Attualmente, come confermato dai dati dell’Osservatorio del Politecnico di Milano, il 65% delle PMI ha avviato progetti di digital transformation in collaborazione con soggetti esterni. Questi includono principalmente società di consulenza strategica e manageriale, studi professionali giuridico-economici e consulenti tecnici, ma in alcuni casi anche aziende a monte della propria filiera. Più raramente, si sono registrate sinergie con associazioni di categoria e intermediari finanziari, e ancor meno frequenti, sono state le collaborazioni con centri di innovazione, università e startup. La trasformazione digitale va portata avanti non solo con l’apporto di partner tecnologici, ma anche di partner finanziari e di servizi che possano fornire strumenti e competenze sulle diverse opportunità a disposizione: non si parla solo di tecnologie, ma anche di incentivi e di strumenti finanziari per gli investimenti.

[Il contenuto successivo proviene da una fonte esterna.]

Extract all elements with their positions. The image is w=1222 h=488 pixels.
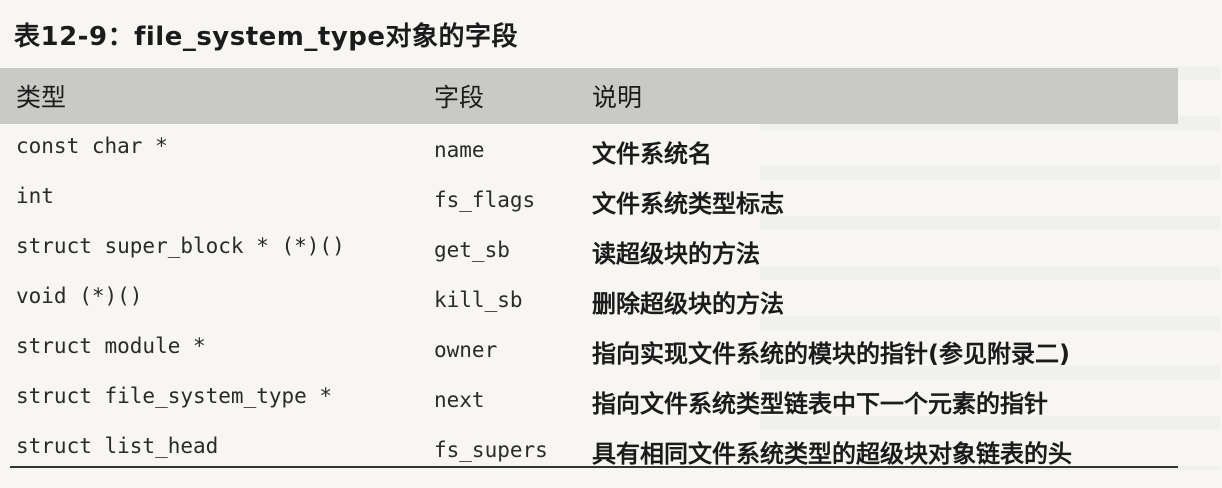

Secondo l’Osservatorio, il 65% delle PMI italiane ha usufruito di strumenti di agevolazione, principalmente per l’acquisto di beni strumentali, ma anche per lo sviluppo delle competenze necessarie alla transizione digitale e per l’acquisto di beni immateriali. Tuttavia, persistono complessità burocratiche nell’accesso ai finanziamenti e difficoltà nel reperire informazioni sulle misure disponibili. Per questo motivo, il ricorso a investimenti privati rappresenta ancora la fonte fondamentale per le PMI che devono finanziare la propria transizione digitale: l’utilizzo di cassa e disponibilità liquide rimane il principale canale (82%), seguito da linee di debito bancario (33%) e prestiti garantiti o intermediati da enti pubblici (20%).